Der Hinweis auf andere Ausgaben, so etwa die tatsächlich als Folge der russischen Aggression notwendige Aufstockung des Wehrbudgets oder auch die generelle Schuldenbremse sind legalistisch und finanzarithmetisch vielleicht richtig, werden aber der gegenwärtigen Situation weder politisch noch wirtschaftlich gerecht. Politisch muss das offizielle Bern, der Bundesrat und die beiden Räte, endlich das wahre Ausmass der Zeitenwende Ukrainekrieg begreifen.

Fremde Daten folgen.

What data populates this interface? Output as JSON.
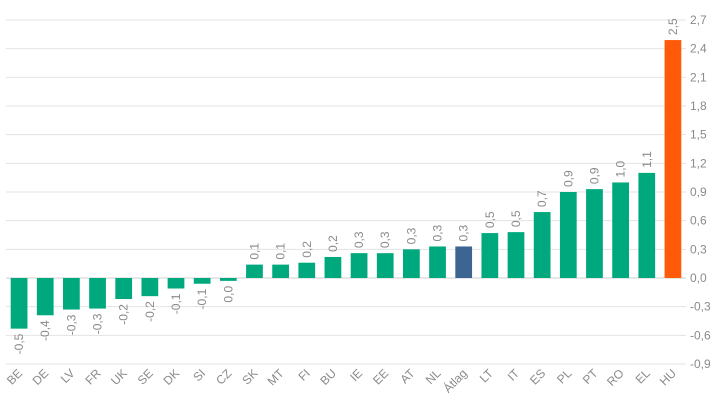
{
  "chart_data": {
    "type": "bar",
    "categories": [
      "BE",
      "DE",
      "LV",
      "FR",
      "UK",
      "SE",
      "DK",
      "SI",
      "CZ",
      "SK",
      "MT",
      "FI",
      "BU",
      "IE",
      "EE",
      "AT",
      "NL",
      "Átlag",
      "LT",
      "IT",
      "ES",
      "PL",
      "PT",
      "RO",
      "EL",
      "HU"
    ],
    "values": [
      -0.53,
      -0.39,
      -0.33,
      -0.32,
      -0.22,
      -0.19,
      -0.11,
      -0.06,
      -0.03,
      0.14,
      0.14,
      0.16,
      0.22,
      0.26,
      0.26,
      0.3,
      0.33,
      0.33,
      0.47,
      0.48,
      0.69,
      0.9,
      0.93,
      1.0,
      1.1,
      2.49
    ],
    "data_labels": [
      "-0,5",
      "-0,4",
      "-0,3",
      "-0,3",
      "-0,2",
      "-0,2",
      "-0,1",
      "-0,1",
      "0,0",
      "0,1",
      "0,1",
      "0,2",
      "0,2",
      "0,3",
      "0,3",
      "0,3",
      "0,3",
      "0,3",
      "0,5",
      "0,5",
      "0,7",
      "0,9",
      "0,9",
      "1,0",
      "1,1",
      "2,5"
    ],
    "colors": [
      "#00a87d",
      "#00a87d",
      "#00a87d",
      "#00a87d",
      "#00a87d",
      "#00a87d",
      "#00a87d",
      "#00a87d",
      "#00a87d",
      "#00a87d",
      "#00a87d",
      "#00a87d",
      "#00a87d",
      "#00a87d",
      "#00a87d",
      "#00a87d",
      "#00a87d",
      "#3d6591",
      "#00a87d",
      "#00a87d",
      "#00a87d",
      "#00a87d",
      "#00a87d",
      "#00a87d",
      "#00a87d",
      "#ff5a0a"
    ],
    "y_ticks": [
      {
        "value": 2.7,
        "label": "2,7"
      },
      {
        "value": 2.4,
        "label": "2,4"
      },
      {
        "value": 2.1,
        "label": "2,1"
      },
      {
        "value": 1.8,
        "label": "1,8"
      },
      {
        "value": 1.5,
        "label": "1,5"
      },
      {
        "value": 1.2,
        "label": "1,2"
      },
      {
        "value": 0.9,
        "label": "0,9"
      },
      {
        "value": 0.6,
        "label": "0,6"
      },
      {
        "value": 0.3,
        "label": "0,3"
      },
      {
        "value": 0.0,
        "label": "0,0"
      },
      {
        "value": -0.3,
        "label": "-0,3"
      },
      {
        "value": -0.6,
        "label": "-0,6"
      },
      {
        "value": -0.9,
        "label": "-0,9"
      }
    ],
    "ylim": [
      -0.9,
      2.7
    ],
    "y_axis_side": "right",
    "grid": true,
    "legend": "none",
    "title": "",
    "xlabel": "",
    "ylabel": ""
  }
}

Alle unseren engsten internationalen Partnerländer haben dies akzeptiert und eilen in einer bislang einzigartigen Weise und entsprechendem Umfang der Ukraine zu Hilfe. Ausser wie einleitend gezeigt, die Schweiz. Das fügt unserer Glaubwürdigkeit grossen Schaden zu und wird sich auch in anderen für uns zentralen Dossiers internationaler Verhandlung bemerkbar machen. So etwa der schweizerischen Europapolitik, wo Konzessionen Brüssels gegenüber der nun auch im Ukrainekonflikt eine Aussenseiterrolle einnehmenden Schweiz nicht zu erwarten sind. Dies im Gegensatz zum anderen EU-Snob, Grossbritannien, welches in der Unterstützung der Ukraine, damit der Verteidigung Europas, eine gewichtige Vorreiterrolle spielt.
Wirtschaftlich wird das Schlusslicht Schweiz bei der Aufteilung des Wiederaufbau-Kuchens nach Beendigung des Ukrainekonflikts folgerichtig ebenfalls hinten anstehen müssen.
Es braucht einen Grundsatzentscheid
Bekanntlich sieht sich die Schweiz gern und oft in einer Aussenseiterrolle mit historischem und institutionellem Verweis auf helvetische Eigenart – etwa was unsere Nichtteilnahme an EU und Nato und die entsprechenden finanziellen Aufwendungen für volle Mitgliedschaften daran anbelangt. Nun sollen offensichtlich auch bisherige Renommierstücke schweizerischer Solidarität mit dem Schicksal der Welt, also die IZA, finanziell beschädigt werden. Und dies obwohl – wie hier schon mehrere Male gezeigt – eine völlige andere Dimension schweizerischer Unterstützung an die Ukraine, sowohl militärisch als auch finanziell, möglich und machbar wäre. Und dies eben gerade nicht auf Kosten anderer Auslandsengagements. Wenn nur der politische Wille dafür bestehen würde, sowohl im Bundesrat als auch im Parlament.
Es braucht einen Grundsatzentscheid, die schweizerische Unterstützung an die Ukraine als das zu etikettieren, was sie ist. Auf die russische Aggression, welche auch die Schweiz und ihre Werte direkt betrifft, ein ausserordentliches Ereignis. Also müssen auch ausserordentliche Anstrengungen folgen – mit Ausgaben ausserhalb des normalen Budgets. Und ohne Beeinträchtigung anderer, regulärer Budgetposten.